Would I just multiply by $4$ to get the number of arrangements if they're distributed across $4$ gas stations?
Instinctively it should look more like
(n - # of cars @ 2,3,4)! + (n - # of cars @ 1,2,4)! + (n - # of cars at 1,2,4)! + (n-# of cars at 1,2,3)!
How can I express this purely in terms of n?
Method 1: We split the $n$ cars into four possibly empty groups, then multiply by the number of ways of lining them up.
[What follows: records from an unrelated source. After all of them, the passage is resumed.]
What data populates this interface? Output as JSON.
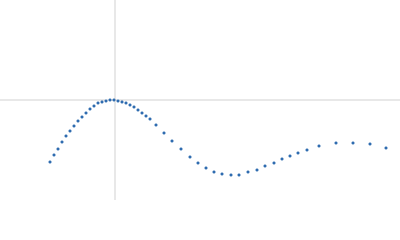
{
  "chart_data": {
    "type": "scatter",
    "x": [
      -65,
      -61,
      -57,
      -53,
      -49,
      -45,
      -41,
      -37,
      -33,
      -29,
      -25,
      -21,
      -17,
      -13,
      -9,
      -5,
      -1,
      3,
      7,
      11,
      15,
      19,
      23,
      27,
      31,
      35,
      41,
      49,
      57,
      66,
      75,
      83,
      91,
      99,
      107,
      116,
      124,
      133,
      142,
      150,
      159,
      167,
      175,
      183,
      192,
      204,
      221,
      238,
      255,
      271
    ],
    "values": [
      -62,
      -55,
      -49,
      -42,
      -36,
      -31,
      -26,
      -21,
      -17,
      -13,
      -9,
      -6,
      -3,
      -2,
      -1,
      0,
      0,
      -1,
      -2,
      -3,
      -5,
      -7,
      -10,
      -13,
      -16,
      -19,
      -25,
      -33,
      -41,
      -49,
      -57,
      -63,
      -68,
      -72,
      -74,
      -75,
      -75,
      -72,
      -70,
      -66,
      -63,
      -59,
      -56,
      -53,
      -50,
      -46,
      -43,
      -43,
      -44,
      -48
    ],
    "color": "#2f6cb0",
    "xlim": [
      -115,
      285
    ],
    "ylim": [
      -100,
      100
    ]
  }
}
The number of ways the cars can be split into four groups is the number of solutions of the equation $$n_1 + n_2 + n_3 + n_4 = n$$ in the nonnegative integers. A particular solution corresponds to the placement of three addition signs in a row of $n$ ones. For instance, if $n = 10$, then $$1 1 + 1 1 1 + + 1 1 1 1 1$$ corresponds to the solution $n_1 = 2$, $n_2 = 3$, $n_3 = 0$, and $n_4 = 5$. The number of solutions of the equation $n_1 + n_2 + n_3 + n_4 = n$ in the nonnegative integers is $$\binom{n + 3}{3}$$ since we must choose which $3$ of the $n + 3$ locations required for $n$ ones and $3$ addition signs will be filled with addition signs. The cars can be lined up in $n!$ orders. Once an order is chosen, we send the first $n_1$ cars to pump 1, the next $n_2$ cars to pump 2, the next $n_3$ cars to pump 3, and the remaining $n_4$ cars to pump 4. Hence, the number of distinguishable ways the $n$ cars can be distributed to the four pumps is $$\binom{n + 3}{3}n!$$
Method 2: The $n$ cars can be lined up in $n!$ ways. However, we also have to choose $3$ points where we divide the line. Hence, we have to arrange $n$ distinguishable cars and $3$ indistinguishable dividers. Hence, we have $n + 3$ objects to arrange. We choose $3$ of those $n + 3$ positions for the dividers, then arrange the $n$ cars in the remaining $n$ positions in $n!$ orders. Therefore, there are $$\binom{n + 3}{3}n!$$ ways to arrange the $n$ cars at the four gas pumps.